Example 2 may include the memory controller of example 1, wherein the second sequence is based at least in part on a starting column address of the instruction.
Example 3 may include the memory controller of example 1 , wherein the second sequence is based at least in part on an indication of a burst type in the instruction.
Example 4 may include the memory controller of example 3, wherein the indication of the burst type is an indication of whether the burst type is a sequential burst type or an interleaved burst type.
Example 5 may include the memory controller of example 1 , wherein the second sequence is based at least in part on a pin setting of the CPU.
Example 6 may include the memory controller of any of examples 1-5, wherein the memory controller is coupled with a dynamic random access memory (DRAM) configured to store the data.
Example 7 may include the memory controller of any of examples 1-5, wherein the data is 64 bytes long.
Example 8 may include the memory controller of example 7, wherein each portion in the plurality of portions is 8 bytes long.
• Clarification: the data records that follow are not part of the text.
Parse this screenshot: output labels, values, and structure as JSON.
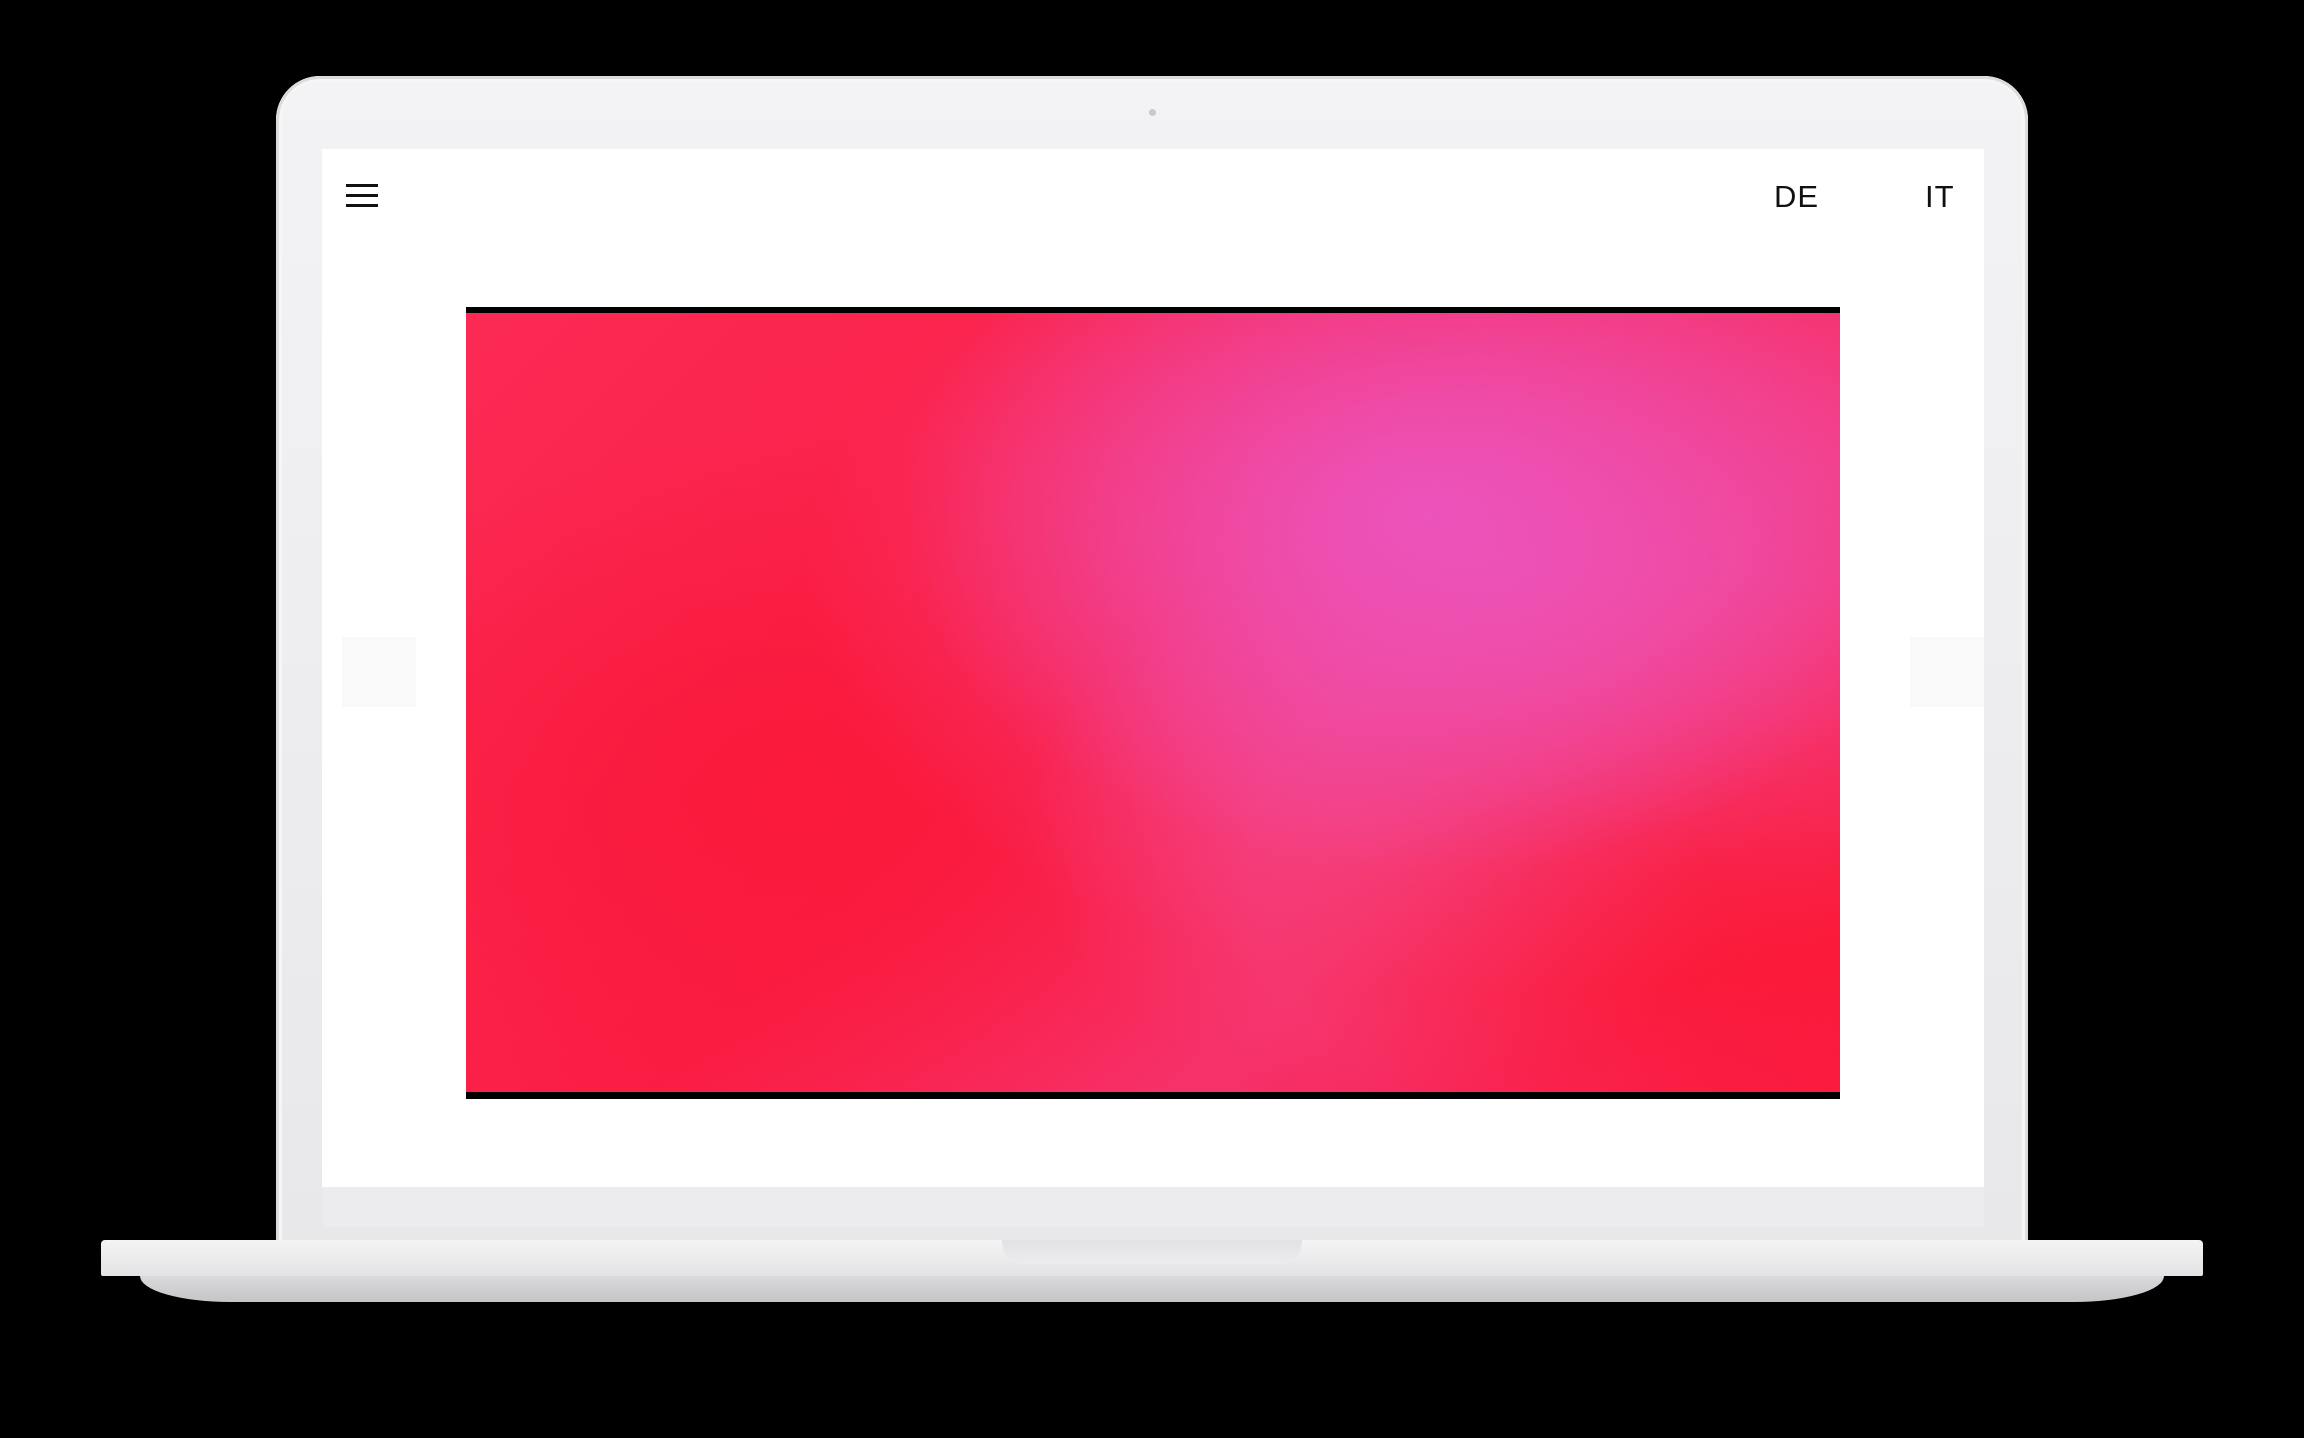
{
  "header": {
    "menu_icon": "hamburger-menu-icon",
    "languages": [
      "DE",
      "IT"
    ]
  },
  "hero": {
    "colors": {
      "primary": "#fa1e45",
      "secondary": "#ec54be"
    }
  },
  "device": {
    "frame_color": "#ebebed",
    "background": "#000000"
  }
}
Example 9 may include a method comprising: retrieving, by a memory controller and based at least in part on an instruction received from a central processing unit (CPU), a first portion of a sequential data and a second portion of the sequential data, the first portion and the second portion being next to one another in the sequential data; placing, by the memory controller, the first portion in a first non-sequential location of a vector register file; and placing, by the memory controller, the second portion in a second non-sequential location of the vector register file.
Example 10 may include the method of example 9, wherein the memory controller is further configured to place the first portion in the first non-sequential location of a vector register file for processing by a first vector processing unit coupled with the memory controller; and the memory controller is further configured to place the second portion in the second non-sequential location of the vector register file for processing by a second vector processing unit coupled with the memory controller.
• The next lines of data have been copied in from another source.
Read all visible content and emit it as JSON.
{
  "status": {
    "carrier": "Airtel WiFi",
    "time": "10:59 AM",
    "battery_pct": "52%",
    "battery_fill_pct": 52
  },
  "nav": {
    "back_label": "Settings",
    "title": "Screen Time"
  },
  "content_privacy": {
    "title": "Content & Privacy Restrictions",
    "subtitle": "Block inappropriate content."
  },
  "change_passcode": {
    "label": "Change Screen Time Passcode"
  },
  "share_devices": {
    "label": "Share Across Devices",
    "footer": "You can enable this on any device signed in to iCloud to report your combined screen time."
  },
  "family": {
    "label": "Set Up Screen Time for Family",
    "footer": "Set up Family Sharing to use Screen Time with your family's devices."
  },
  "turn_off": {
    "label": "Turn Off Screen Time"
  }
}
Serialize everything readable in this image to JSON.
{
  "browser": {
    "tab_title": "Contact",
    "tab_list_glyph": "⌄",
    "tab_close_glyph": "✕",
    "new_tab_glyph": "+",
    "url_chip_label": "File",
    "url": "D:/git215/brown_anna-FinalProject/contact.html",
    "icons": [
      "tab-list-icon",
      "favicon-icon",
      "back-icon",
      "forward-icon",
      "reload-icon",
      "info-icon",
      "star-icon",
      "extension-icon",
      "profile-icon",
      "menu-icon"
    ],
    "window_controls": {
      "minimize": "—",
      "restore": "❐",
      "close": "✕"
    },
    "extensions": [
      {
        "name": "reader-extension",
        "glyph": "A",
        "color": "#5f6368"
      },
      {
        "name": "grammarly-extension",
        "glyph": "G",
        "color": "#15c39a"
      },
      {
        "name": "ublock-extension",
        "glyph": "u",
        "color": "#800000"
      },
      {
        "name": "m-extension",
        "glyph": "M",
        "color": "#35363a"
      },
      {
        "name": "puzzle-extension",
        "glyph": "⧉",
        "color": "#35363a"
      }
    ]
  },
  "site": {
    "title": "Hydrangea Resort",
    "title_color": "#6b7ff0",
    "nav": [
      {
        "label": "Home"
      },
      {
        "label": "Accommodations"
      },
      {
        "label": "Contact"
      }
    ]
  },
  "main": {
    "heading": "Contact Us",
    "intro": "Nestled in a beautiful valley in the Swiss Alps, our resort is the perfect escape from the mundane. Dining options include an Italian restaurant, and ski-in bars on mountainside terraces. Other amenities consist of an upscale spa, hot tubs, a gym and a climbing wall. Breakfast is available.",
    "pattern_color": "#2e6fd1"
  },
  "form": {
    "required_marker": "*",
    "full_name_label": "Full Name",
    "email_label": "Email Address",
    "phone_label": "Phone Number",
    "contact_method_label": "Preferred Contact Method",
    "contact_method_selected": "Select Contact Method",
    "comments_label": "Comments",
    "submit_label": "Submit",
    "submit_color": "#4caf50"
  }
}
Example 11 may include the method of example 9, further comprising selecting, by the memory controller, the first non-sequential location of the vector register file from a plurality of locations of the vector register file based at least in part on a starting column address in the instruction.
Example 12 may include the method of example 9, further comprising selecting, by the memory controller, the first non-sequential location of the vector register file a plurality of locations of the vector register file based on whether the retrieving is according to a sequential burst type or an interleaved burst type.
Example 13 may include the method of any of examples 9-12, wherein the sequential data is stored in a dynamic random access memory (DRAM).
Example 14 may include the method of any of examples 9-12, wherein the first portion of the sequential data is 8 bytes of data.
Example 15 may include the method of example 14, wherein the sequential data is 64 bytes of data.
Example 16 may include an apparatus comprising: a dynamic random access memory (DRAM) coupled with a memory controller and configured to store a sequential data; a central processing unit (CPU) coupled with a memory controller, wherein the CPU is configured to transmit an instruction to a memory controller, and wherein the memory controller is configured to: retrieve, by the memory controller and based at least in part on the instruction received from the CPU, a first portion of the sequential data and a second portion of the sequential data, the first portion and the second portion being next to one another in the sequential data; and place the first portion in a first non-sequential location of a vector register file; and place the second portion in a second non-sequential location of the vector register file.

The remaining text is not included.